M. Widrick should apologize not for having read only the NY Times' review of Kevin Phillips' American Theocracy, but for not having read it well. Far from being "another secular liberal bigot, like most of the liberal baby boomers," the review makes it clear that Mr. Phillips was a committed conservative who worked in Richard Nixon's administration. Mr. Phillips' first book The Emerging Republican Majority (1969) predicted a shift in American voting patterns that would establish a Republican majority among officeholders whose lawmaking would then reverse the "secular liberalism," if you chose to call it that, of the hippie generation. So, as the review makes clear, there is nothing in Mr. Phillips' background that identifies him as a secular liberal. Instead, American Theocracy may well show him to be a conservative apostate - a man who has seen the conservative victory he predicted 35 years ago come to pass and is now horrified by what he sees. He is hardly the first conservative to make the argument that conservatives in government have abandoned the conservative vision, viz. David Stockman's The Triumph of Politics (1976), any number of speeches by Pete Peterson over the last three years, William Crystal on Republican/conservative fiscal irresponsibility under our current president, etc. While it's a fact that true-believers hate apostates most of all, at least hate Mr. Phillips for the right reason.
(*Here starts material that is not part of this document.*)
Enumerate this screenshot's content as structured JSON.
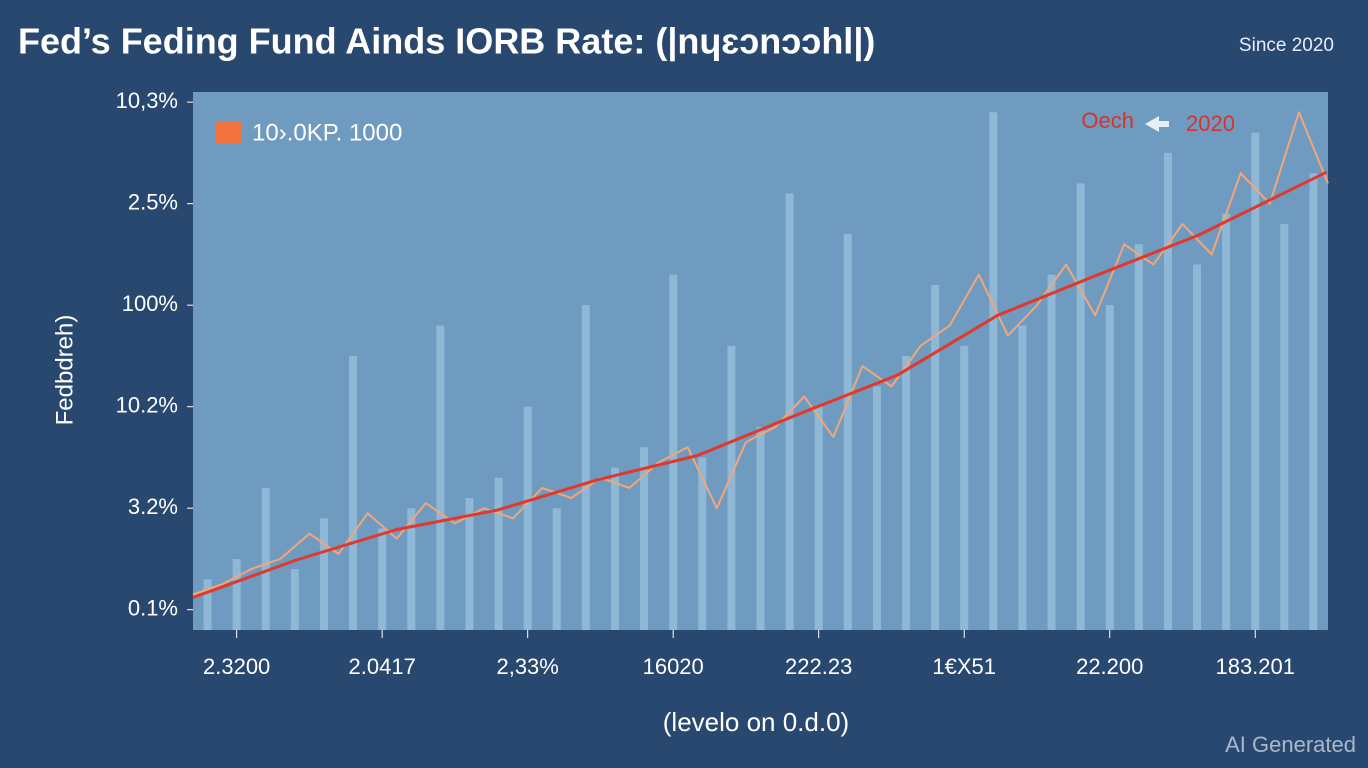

I agree with the comment 'Man in the Middle' made. Perhaps it would be better Mr. Widrick if you would actually read the book before condemning it. Instead of countering the author's comments about Southern Baptists with hyperbole of your own, perhaps it would be more productive to evaluate how the author comes to that conclusion and make your arguements there.
And on the subject of critical evaluation of arguements, where is the support to back up your claim that the desire for a religious act, potentially exclusively Christian in action, mandated within a federally funded institution such as our public schools, is in any way held by the majority. And being so, how does it not violate the separation between religion and goverment that is a part of the founding ideals of this nation. You see 'Taliban' as an insult, yet you support a Christian version of such in America? Now who has the double standard.